Wednesday, 18 November 2015
Beginnings and Ends
Hello, it's me
Its been awhile, now I think its time to check in. In so many ways.
So its taken me a while to get my password and username straight after not logging in year for many years, as you can see by the last post date. But I am here now. My first intention was to get back onto this blogging idea I had so many years ago, with a new spin of course. I was going to change the name to something a little more catchy and related to my current state and give it a little make over. As I finally got the password to work, I jumped into changing that name but realized that name does in fact reflect the exact state that I am currently in, be it now in a different context. When I first started this blog in 2012, I was excited and overwhelmed as a new house and acreage owner. I wanted to tell the world how amazing my life was coming along, my great boyfriend at the time (now wonderful hubby), my chickens, my animals, my everyday craftyness, everything that got me running straight out of bed in the morning. At the time I wanted a cute fun name that reflected my love for local food, my everyday muses, and for good measure throw in there a geographical cue, living on our beautiful Creek. You know how it is, like every other blogger out there searching for that fitting name for themselves. All those good things and intentions was the meaning behind starting Fork In The Creek. But today, four years later, its turned into a different meaning. I am now at a Fork in the Creek, my own fork, my own creek. So the name stays. Hello from Fork In the Creek.

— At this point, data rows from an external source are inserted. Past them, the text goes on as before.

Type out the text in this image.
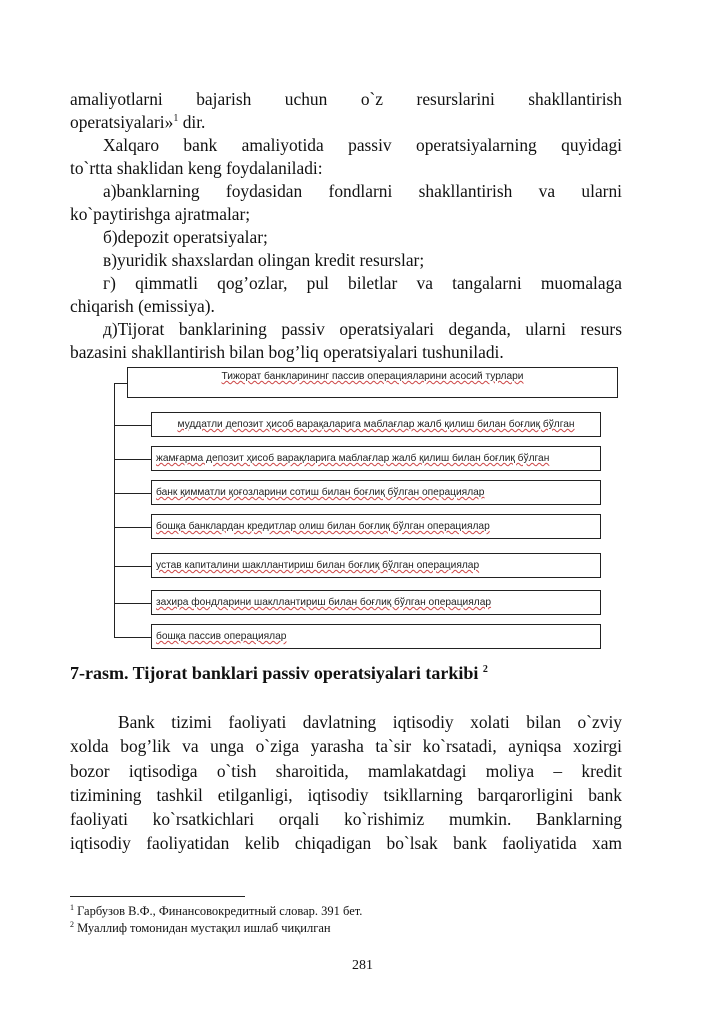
amaliyotlarni bajarish uchun o`z resurslarini shakllantirish
operatsiyalari»$^1$ dir.
Xalqaro bank amaliyotida passiv operatsiyalarning quyidagi
to`rtta shaklidan keng foydalaniladi:
а)banklarning foydasidan fondlarni shakllantirish va ularni
ko`paytirishga ajratmalar;
б)depozit operatsiyalar;
в)yuridik shaxslardan olingan kredit resurslar;
г) qimmatli qog’ozlar, pul biletlar va tangalarni muomalaga
chiqarish (emissiya).
д)Tijorat banklarining passiv operatsiyalari deganda, ularni resurs
bazasini shakllantirish bilan bog’liq operatsiyalari tushuniladi.
Тижорат банкларининг пассив операцияларини асосий турлари
муддатли депозит ҳисоб варақаларига маблағлар жалб қилиш билан боғлиқ бўлган
жамғарма депозит ҳисоб варақларига маблағлар жалб қилиш билан боғлиқ бўлган
банк қимматли қоғозларини сотиш билан боғлиқ бўлган операциялар
бошқа банклардан кредитлар олиш билан боғлиқ бўлган операциялар
устав капиталини шакллантириш билан боғлиқ бўлган операциялар
захира фондларини шакллантириш билан боғлиқ бўлган операциялар
бошқа пассив операциялар
7-rasm. Tijorat banklari passiv operatsiyalari tarkibi $^2$
Bank tizimi faoliyati davlatning iqtisodiy xolati bilan o`zviy
xolda bog’lik va unga o`ziga yarasha ta`sir ko`rsatadi, ayniqsa xozirgi
bozor iqtisodiga o`tish sharoitida, mamlakatdagi moliya – kredit
tizimining tashkil etilganligi, iqtisodiy tsikllarning barqarorligini bank
faoliyati ko`rsatkichlari orqali ko`rishimiz mumkin. Banklarning
iqtisodiy faoliyatidan kelib chiqadigan bo`lsak bank faoliyatida xam
$^1$ Гарбузов В.Ф., Финансовокредитный словар. 391 бет.
$^2$ Муаллиф томонидан мустақил ишлаб чиқилган
281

So here goes, I'm starting this journal following how I am on the journey of getting to the better place I know I should already be a little closer to finding. Finding my Zen, finding my balance, finding relief, finding, well, me.
Today should be my Day #1 of not drinking. Because yesterday was supposed to be my last day and today was supposed to be Day #1, cause you know, that's what I said. That's what I've said every morning for the past, hmmm I don't know actually, lets say going on multiple years. But today is my last day, I swear, it needs to be. So I'll carry on with my last bottle of wine that I've already purchased for after work tonight. Don't forget to include that single beer I purchased to get the party started. I will hate it, but feel so comforted at the same as I drink the entire thing. I won't feel as bad after the first couple, don't worry. As I pour the last drop late tonight, I will say to myself that its the last time (again). Tomorrow is my Day #1.